It’s interesting, Russell, that we’ve both said in separate posts this past week that the issues we are addressing come down to a matter of “emphasis.” For you, what needs to be emphasized is that Frye seems “to downplay the difficulty” of achieving what Gadamer characterizes as the “fusion of horizons” between literature and life. As you go on to observe, “What [Frye] calls anxieties may be the product of painful experience that cannot be readily cast aside.” Earlier in the week, meanwhile, I said in response to a post by you that what needs to be emphasized is the priority of literary over ideological meaning, of centripetal over centrifugal reference.
It seems therefore that the difference in emphasis really does account for the apparent divide between us. To my eyes, what you say about ideology, anxiety, and the potential for misrepresentation of a literary text in the classroom (The Taming of the Shrew once again standing duty on the issue) only does an end run around what Frye is trying to get us past. If we insist on the primacy of ideological anxiety, whatever its source, we only perpetuate that anxiety. This is what I mean when I say that all of our limitations when it comes to literature are self-imposed. As Joe illustrates very concretely in his post yesterday, the centripetal direction of literary meaning is the revelation of primary concern, and that is what literature is saying when it is otherwise saying nothing about what we ought, must, are obliged or compelled to believe as a matter of our prevailing ideological anxieties.

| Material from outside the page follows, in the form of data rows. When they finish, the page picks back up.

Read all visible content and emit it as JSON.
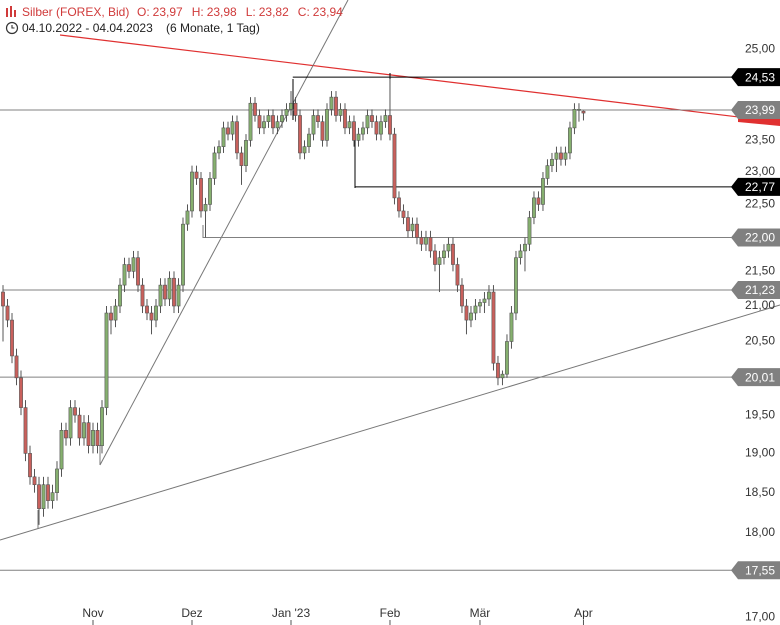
{
  "chart_data": {
    "type": "candlestick",
    "title": "Silber (FOREX, Bid)",
    "quote": [
      {
        "name": "O:",
        "label": "23,97"
      },
      {
        "name": "H:",
        "label": "23,98"
      },
      {
        "name": "L:",
        "label": "23,82"
      },
      {
        "name": "C:",
        "label": "23,94"
      }
    ],
    "date_range": "04.10.2022 - 04.04.2023",
    "period": "(6 Monate, 1 Tag)",
    "log_scale": true,
    "ylim": [
      16.91,
      25.85
    ],
    "yticks": [
      {
        "value": 17,
        "label": "17,00"
      },
      {
        "value": 18,
        "label": "18,00"
      },
      {
        "value": 18.5,
        "label": "18,50"
      },
      {
        "value": 19,
        "label": "19,00"
      },
      {
        "value": 19.5,
        "label": "19,50"
      },
      {
        "value": 20.5,
        "label": "20,50"
      },
      {
        "value": 21,
        "label": "21,00"
      },
      {
        "value": 21.5,
        "label": "21,50"
      },
      {
        "value": 22.5,
        "label": "22,50"
      },
      {
        "value": 23,
        "label": "23,00"
      },
      {
        "value": 23.5,
        "label": "23,50"
      },
      {
        "value": 25,
        "label": "25,00"
      }
    ],
    "xlim": [
      -0.67,
      164.9
    ],
    "xticks": [
      {
        "value": 20,
        "label": "Nov"
      },
      {
        "value": 42,
        "label": "Dez"
      },
      {
        "value": 64,
        "label": "Jan '23"
      },
      {
        "value": 86,
        "label": "Feb"
      },
      {
        "value": 106,
        "label": "Mär"
      },
      {
        "value": 129,
        "label": "Apr"
      }
    ],
    "up_color": "#86b06f",
    "down_color": "#c9605c",
    "levels": [
      {
        "value": 24.53,
        "label": "24,53",
        "color": "#000000",
        "start": 64.4
      },
      {
        "value": 23.99,
        "label": "23,99",
        "color": "#808080",
        "start": -0.67
      },
      {
        "value": 22.77,
        "label": "22,77",
        "color": "#000000",
        "start": 78.2
      },
      {
        "value": 22.0,
        "label": "22,00",
        "color": "#808080",
        "start": 44.4
      },
      {
        "value": 21.23,
        "label": "21,23",
        "color": "#808080",
        "start": 0
      },
      {
        "value": 20.01,
        "label": "20,01",
        "color": "#808080",
        "start": -0.67
      },
      {
        "value": 17.55,
        "label": "17,55",
        "color": "#808080",
        "start": -0.67
      }
    ],
    "open": [
      21.2,
      21.0,
      20.8,
      20.3,
      20.0,
      19.6,
      19.0,
      18.7,
      18.6,
      18.3,
      18.6,
      18.4,
      18.5,
      18.8,
      19.3,
      19.2,
      19.6,
      19.5,
      19.2,
      19.4,
      19.1,
      19.3,
      19.1,
      19.6,
      20.9,
      20.8,
      21.0,
      21.3,
      21.6,
      21.5,
      21.7,
      21.3,
      21.0,
      20.9,
      20.8,
      21.0,
      21.3,
      21.1,
      21.4,
      21.0,
      21.3,
      22.2,
      22.4,
      23.0,
      22.9,
      22.4,
      22.5,
      22.9,
      23.3,
      23.4,
      23.7,
      23.6,
      23.8,
      23.3,
      23.1,
      23.5,
      24.1,
      23.9,
      23.7,
      23.8,
      23.9,
      23.7,
      23.8,
      23.9,
      24.0,
      24.1,
      23.9,
      23.3,
      23.4,
      23.6,
      23.9,
      23.8,
      23.5,
      24.0,
      24.2,
      23.9,
      24.0,
      23.7,
      23.8,
      23.5,
      23.6,
      23.7,
      23.9,
      23.8,
      23.6,
      23.8,
      23.9,
      23.6,
      22.6,
      22.4,
      22.3,
      22.1,
      22.2,
      22.0,
      21.9,
      22.0,
      21.8,
      21.6,
      21.7,
      21.8,
      21.9,
      21.6,
      21.3,
      21.0,
      20.8,
      20.9,
      21.0,
      21.05,
      21.1,
      21.2,
      20.2,
      20.0,
      20.05,
      20.5,
      20.9,
      21.7,
      21.8,
      21.9,
      22.3,
      22.6,
      22.5,
      22.9,
      23.1,
      23.2,
      23.3,
      23.2,
      23.3,
      23.7,
      24.0,
      23.97
    ],
    "high": [
      21.3,
      21.1,
      20.9,
      20.4,
      20.1,
      19.7,
      19.1,
      18.8,
      18.7,
      18.7,
      18.7,
      18.6,
      18.9,
      19.4,
      19.4,
      19.7,
      19.7,
      19.6,
      19.5,
      19.5,
      19.4,
      19.4,
      19.7,
      21.0,
      21.0,
      21.1,
      21.4,
      21.7,
      21.7,
      21.8,
      21.8,
      21.4,
      21.1,
      21.0,
      21.1,
      21.4,
      21.4,
      21.5,
      21.5,
      21.4,
      22.3,
      22.5,
      23.1,
      23.1,
      23.0,
      22.6,
      23.0,
      23.4,
      23.5,
      23.8,
      23.8,
      23.9,
      23.9,
      23.4,
      23.6,
      24.2,
      24.2,
      24.0,
      23.9,
      24.0,
      24.0,
      23.9,
      24.0,
      24.1,
      24.3,
      24.2,
      24.0,
      23.5,
      23.7,
      24.0,
      24.0,
      23.9,
      24.1,
      24.3,
      24.3,
      24.1,
      24.1,
      23.9,
      23.9,
      23.7,
      23.8,
      24.0,
      24.0,
      23.9,
      23.9,
      24.0,
      24.5,
      23.7,
      22.7,
      22.5,
      22.4,
      22.3,
      22.3,
      22.1,
      22.1,
      22.1,
      21.9,
      21.8,
      21.9,
      22.0,
      22.0,
      21.7,
      21.4,
      21.1,
      21.0,
      21.1,
      21.1,
      21.2,
      21.3,
      21.3,
      20.3,
      20.1,
      20.6,
      21.0,
      21.8,
      21.9,
      22.0,
      22.4,
      22.7,
      22.7,
      23.0,
      23.2,
      23.3,
      23.4,
      23.4,
      23.4,
      23.8,
      24.1,
      24.1,
      23.98
    ],
    "low": [
      20.5,
      20.7,
      20.2,
      19.9,
      19.5,
      18.9,
      18.6,
      18.5,
      18.1,
      18.2,
      18.3,
      18.3,
      18.4,
      18.7,
      19.1,
      19.1,
      19.4,
      19.1,
      19.1,
      19.0,
      19.0,
      19.0,
      19.0,
      19.5,
      20.6,
      20.7,
      20.9,
      21.2,
      21.4,
      21.4,
      21.2,
      20.9,
      20.8,
      20.6,
      20.7,
      20.9,
      21.0,
      21.0,
      20.9,
      20.9,
      21.2,
      22.1,
      22.3,
      22.8,
      22.3,
      22.0,
      22.4,
      22.8,
      23.2,
      23.3,
      23.5,
      23.5,
      23.2,
      22.8,
      23.0,
      23.4,
      23.8,
      23.6,
      23.6,
      23.7,
      23.6,
      23.6,
      23.7,
      23.8,
      23.9,
      23.8,
      23.2,
      23.2,
      23.3,
      23.5,
      23.7,
      23.4,
      23.4,
      23.9,
      23.8,
      23.8,
      23.6,
      23.6,
      23.4,
      23.4,
      23.5,
      23.6,
      23.7,
      23.5,
      23.5,
      23.7,
      23.5,
      22.5,
      22.3,
      22.2,
      22.0,
      22.0,
      21.9,
      21.8,
      21.8,
      21.7,
      21.5,
      21.2,
      21.6,
      21.7,
      21.5,
      21.2,
      20.9,
      20.6,
      20.7,
      20.8,
      20.9,
      20.9,
      21.0,
      20.1,
      19.9,
      19.9,
      20.0,
      20.4,
      20.8,
      21.6,
      21.5,
      21.8,
      22.2,
      22.4,
      22.4,
      22.8,
      23.0,
      23.0,
      23.1,
      23.1,
      23.2,
      23.6,
      23.8,
      23.82
    ],
    "close": [
      21.0,
      20.8,
      20.3,
      20.0,
      19.6,
      19.0,
      18.7,
      18.6,
      18.3,
      18.6,
      18.4,
      18.5,
      18.8,
      19.3,
      19.2,
      19.6,
      19.5,
      19.2,
      19.4,
      19.1,
      19.3,
      19.1,
      19.6,
      20.9,
      20.8,
      21.0,
      21.3,
      21.6,
      21.5,
      21.7,
      21.3,
      21.0,
      20.9,
      20.8,
      21.0,
      21.3,
      21.1,
      21.4,
      21.0,
      21.3,
      22.2,
      22.4,
      23.0,
      22.9,
      22.4,
      22.5,
      22.9,
      23.3,
      23.4,
      23.7,
      23.6,
      23.8,
      23.3,
      23.1,
      23.5,
      24.1,
      23.9,
      23.7,
      23.8,
      23.9,
      23.7,
      23.8,
      23.9,
      24.0,
      24.1,
      23.9,
      23.3,
      23.4,
      23.6,
      23.9,
      23.8,
      23.5,
      24.0,
      24.2,
      23.9,
      24.0,
      23.7,
      23.8,
      23.5,
      23.6,
      23.7,
      23.9,
      23.8,
      23.6,
      23.8,
      23.9,
      23.6,
      22.6,
      22.4,
      22.3,
      22.1,
      22.2,
      22.0,
      21.9,
      22.0,
      21.8,
      21.6,
      21.7,
      21.8,
      21.9,
      21.6,
      21.3,
      21.0,
      20.8,
      20.9,
      21.0,
      21.05,
      21.1,
      21.2,
      20.2,
      20.0,
      20.05,
      20.5,
      20.9,
      21.7,
      21.8,
      21.9,
      22.3,
      22.6,
      22.5,
      22.9,
      23.1,
      23.2,
      23.3,
      23.2,
      23.3,
      23.7,
      24.0,
      24.0,
      23.94
    ]
  }
}
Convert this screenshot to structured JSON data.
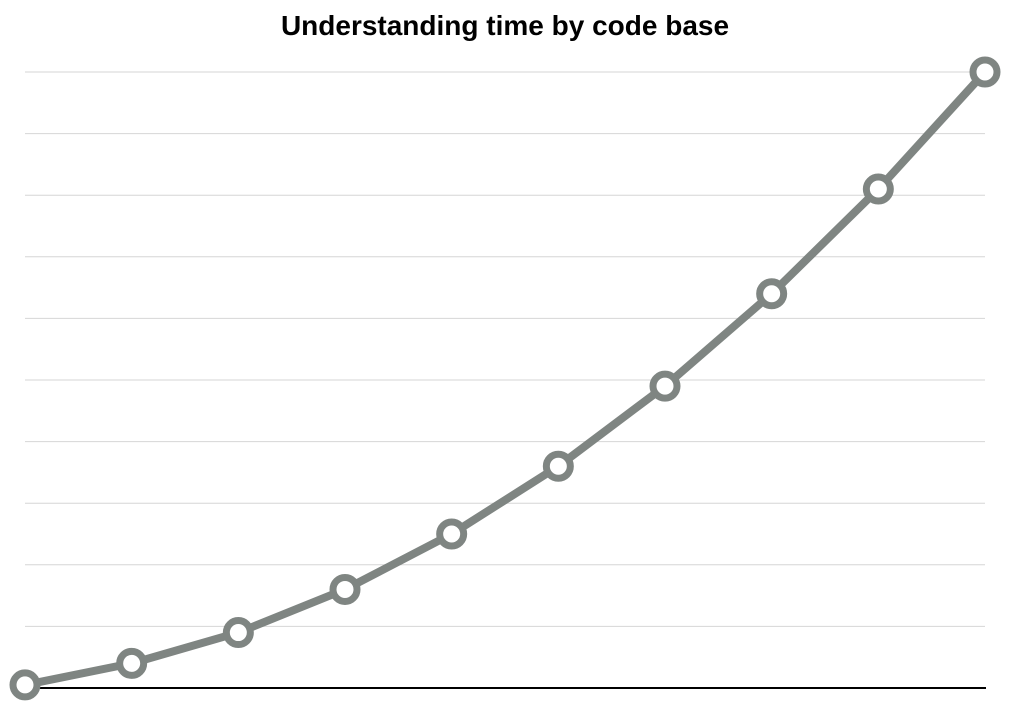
{
  "chart_data": {
    "type": "line",
    "title": "Understanding time by code base",
    "xlabel": "",
    "ylabel": "",
    "x": [
      1,
      2,
      3,
      4,
      5,
      6,
      7,
      8,
      9,
      10
    ],
    "ylim": [
      0,
      10
    ],
    "grid": true,
    "series": [
      {
        "values": [
          0.05,
          0.4,
          0.9,
          1.6,
          2.5,
          3.6,
          4.9,
          6.4,
          8.1,
          10.0
        ],
        "color": "#7f8582"
      }
    ],
    "colors": {
      "line": "#7f8582",
      "marker_fill": "#ffffff",
      "grid": "#d6d6d6",
      "axis": "#000000"
    }
  }
}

In The Educated Imagination Frye observes that the purpose of a “liberal education” centred around the study of literature is to liberate. We are, as Blake says, enchained by mind-forged manacles. The source of our freedom lies in the perception that we ourselves serve interchangably as master and slave, and no verbal context offers such a perception more comprehensivley than literature precisely because it is not ideological in reference, and because it is motivated by concern rather than compelled by anxiety.
You suggest that some “anxieties may be the product of painful experience that cannot be readily cast aside,” and that may very well be true, as far as it goes. But just because some anxieties cannot be readily cast aside does not mean that they cannot ultimately be cast aside. None of this is merely given to us. The human creative endeavor is fraught with our frailty and failings. But any notion of human “progress” has an implicit teleology, and in Frye’s case it is the revelation of primary concern, which is, like the gestalt of literal metaphor (the centripetal foundation of all verbal meaning), a universal condition that is individually experienced and expressed.
Apocalypse, says Blake, relates to the perceiver and not to the perceived. It is the distinction Frye makes in The Great Code between “panoramic” and “participating” apocalypse. Only the latter is a source of liberation, and that is up to each of us, one at a time, and at just about any time of our choosing. But first we have to become aware that it is available to us because we are the source of it, as evidenced by our ongoing acts of creation and recreation manifesting the emergence of primary concerns over ideological ones. And that, evidently, is the “intensified” state of consciousness Frye suggests in Words with Power is the aim of all critical endeavor. However, our consciousness cannot be so intensified if it stubbornly entangles itself in a state of ideological anxiety, which is as self-defeating as it is self-perpetuating.